Wijselijk hield hij zijn mond.
In de dagen die volgden las ik alles wat er te lezen was over bevallingen en keek ik tientallen afleveringen van ‘One born every minute.’
Wat overigens niet hielp, en mijn angst alleen maar erger maakte. Ik raad het aanstaande moeders in ieder geval niet aan.
Elke keer als ik een aflevering opzette, keek mijn vriend me afkeurend aan, maar hij zei niks. Wat waarschijnlijk beter was ook. Slimme kerel.
De dag
En dan is daar die dag. DE dag. 1 januari. Achteraf was de dag na oud en nieuw misschien niet de beste keuze, maar ik kon niet meer terug. We moesten ons om 8 uur ’s ochtends in het ziekenhuis melden. Moe, maar met name doodsbang zat ik naast mijn vriend in de auto.

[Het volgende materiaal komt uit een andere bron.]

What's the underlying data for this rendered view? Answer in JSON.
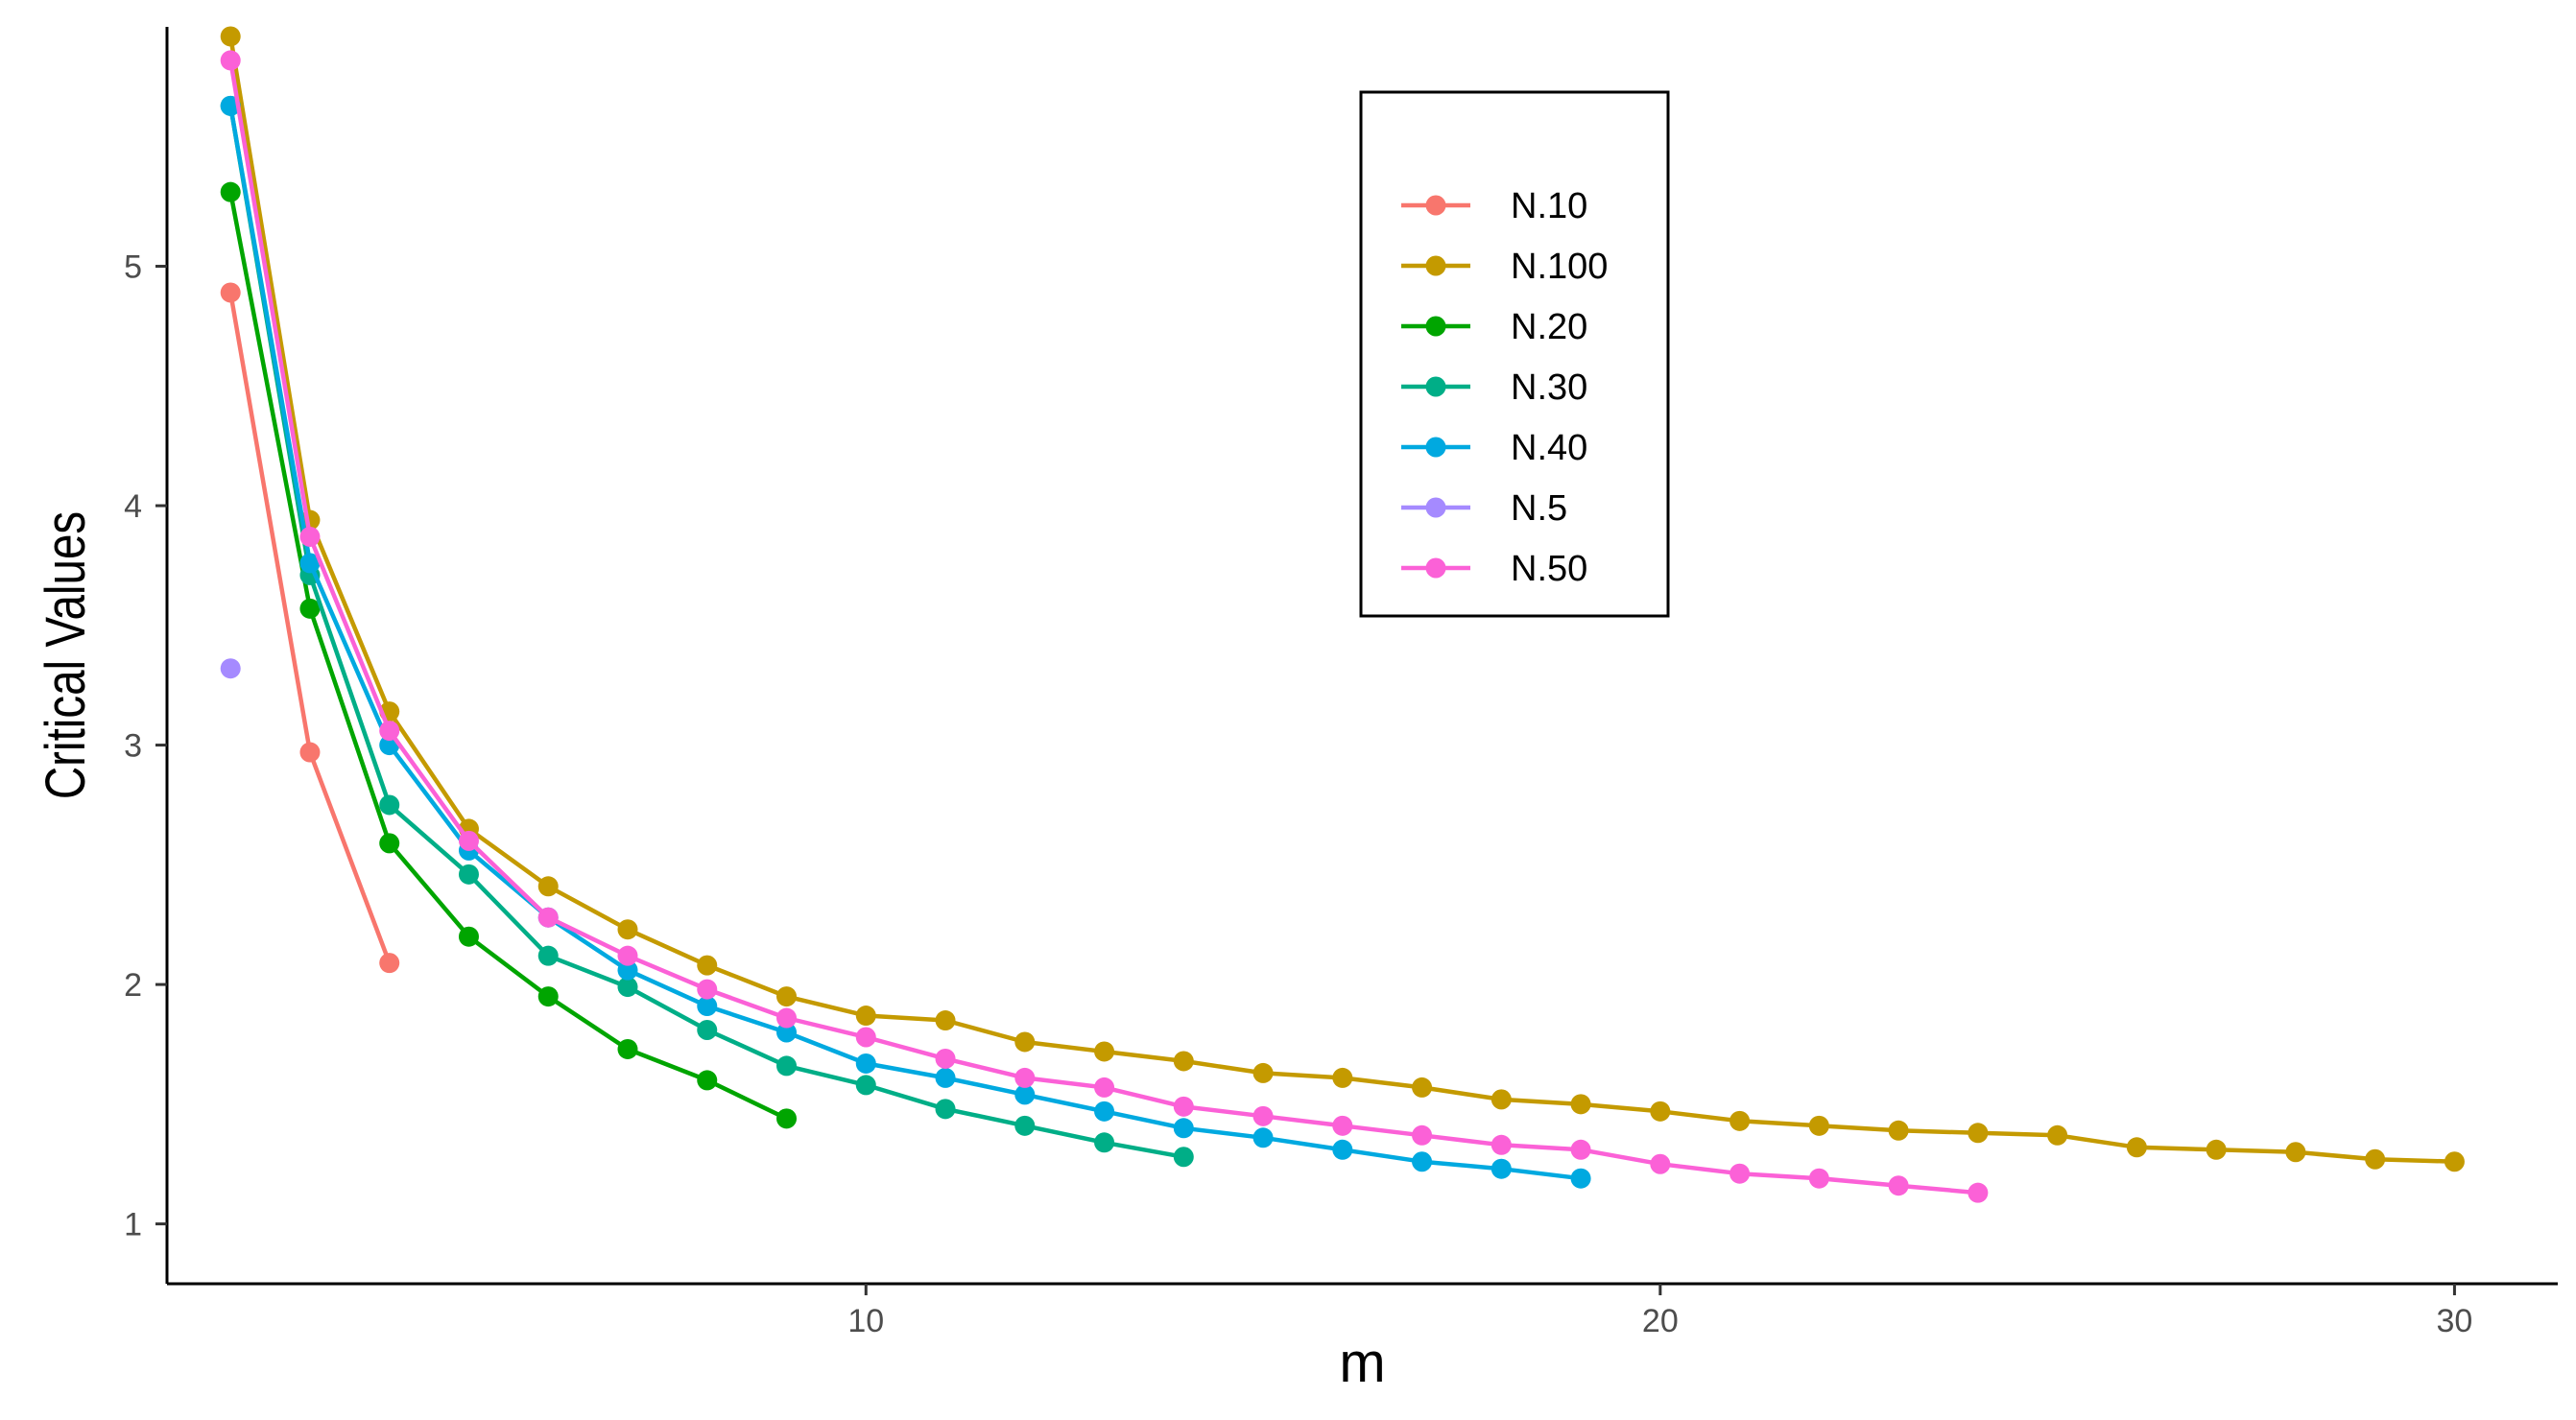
{
  "chart_data": {
    "type": "line",
    "title": "",
    "xlabel": "m",
    "ylabel": "Critical Values",
    "xlim": [
      1.2,
      31.3
    ],
    "ylim": [
      0.75,
      6.0
    ],
    "x_ticks": [
      10,
      20,
      30
    ],
    "y_ticks": [
      1,
      2,
      3,
      4,
      5
    ],
    "grid": false,
    "legend_position": "top-center",
    "series": [
      {
        "name": "N.10",
        "color": "#F8766D",
        "x": [
          2,
          3,
          4
        ],
        "y": [
          4.89,
          2.97,
          2.09
        ]
      },
      {
        "name": "N.100",
        "color": "#C49A00",
        "x": [
          2,
          3,
          4,
          5,
          6,
          7,
          8,
          9,
          10,
          11,
          12,
          13,
          14,
          15,
          16,
          17,
          18,
          19,
          20,
          21,
          22,
          23,
          24,
          25,
          26,
          27,
          28,
          29,
          30
        ],
        "y": [
          5.96,
          3.94,
          3.14,
          2.65,
          2.41,
          2.23,
          2.08,
          1.95,
          1.87,
          1.85,
          1.76,
          1.72,
          1.68,
          1.63,
          1.61,
          1.57,
          1.52,
          1.5,
          1.47,
          1.43,
          1.41,
          1.39,
          1.38,
          1.37,
          1.32,
          1.31,
          1.3,
          1.27,
          1.26
        ]
      },
      {
        "name": "N.20",
        "color": "#00A500",
        "x": [
          2,
          3,
          4,
          5,
          6,
          7,
          8,
          9
        ],
        "y": [
          5.31,
          3.57,
          2.59,
          2.2,
          1.95,
          1.73,
          1.6,
          1.44
        ]
      },
      {
        "name": "N.30",
        "color": "#00AE87",
        "x": [
          2,
          3,
          4,
          5,
          6,
          7,
          8,
          9,
          10,
          11,
          12,
          13,
          14
        ],
        "y": [
          5.67,
          3.71,
          2.75,
          2.46,
          2.12,
          1.99,
          1.81,
          1.66,
          1.58,
          1.48,
          1.41,
          1.34,
          1.28
        ]
      },
      {
        "name": "N.40",
        "color": "#00A9E0",
        "x": [
          2,
          3,
          4,
          5,
          6,
          7,
          8,
          9,
          10,
          11,
          12,
          13,
          14,
          15,
          16,
          17,
          18,
          19
        ],
        "y": [
          5.67,
          3.76,
          3.0,
          2.56,
          2.28,
          2.06,
          1.91,
          1.8,
          1.67,
          1.61,
          1.54,
          1.47,
          1.4,
          1.36,
          1.31,
          1.26,
          1.23,
          1.19
        ]
      },
      {
        "name": "N.5",
        "color": "#A58AFF",
        "x": [
          2
        ],
        "y": [
          3.32
        ]
      },
      {
        "name": "N.50",
        "color": "#FB61D7",
        "x": [
          2,
          3,
          4,
          5,
          6,
          7,
          8,
          9,
          10,
          11,
          12,
          13,
          14,
          15,
          16,
          17,
          18,
          19,
          20,
          21,
          22,
          23,
          24
        ],
        "y": [
          5.86,
          3.87,
          3.06,
          2.6,
          2.28,
          2.12,
          1.98,
          1.86,
          1.78,
          1.69,
          1.61,
          1.57,
          1.49,
          1.45,
          1.41,
          1.37,
          1.33,
          1.31,
          1.25,
          1.21,
          1.19,
          1.16,
          1.13
        ]
      }
    ]
  }
}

Elke kilometer dichter bij het ziekenhuis, kreeg ik het warmer en draaide mijn maag een stukje verder om. Op de parkeerplaats pakte mijn vriend m’n hand en lachte me bemoedigend toe. Ik haalde diep adem en zuchtte.
Daar gingen we dan. Zoals hij al zei, even doorzetten en dan is onze kleine frummel er. Dan is het allemaal voorbij. Dan kijken twee kleine oogjes me aan en pakken twee kleine handjes mijn vingers. Vastberaden liep ik naar de draaideuren. In m’n hand hield ik de foto van de 3D-echo.
‘Tot snel vent,’ fluisterde ik terwijl ik met mijn duim over het wangetje streek.
Ik voelde een ferme schop in m’n buik, alsof hij wilde zeggen; ‘Tot snel mam, geen zorgen!’
Met een glimlach stopte ik de foto in mijn tas en wreef ik over mijn buik.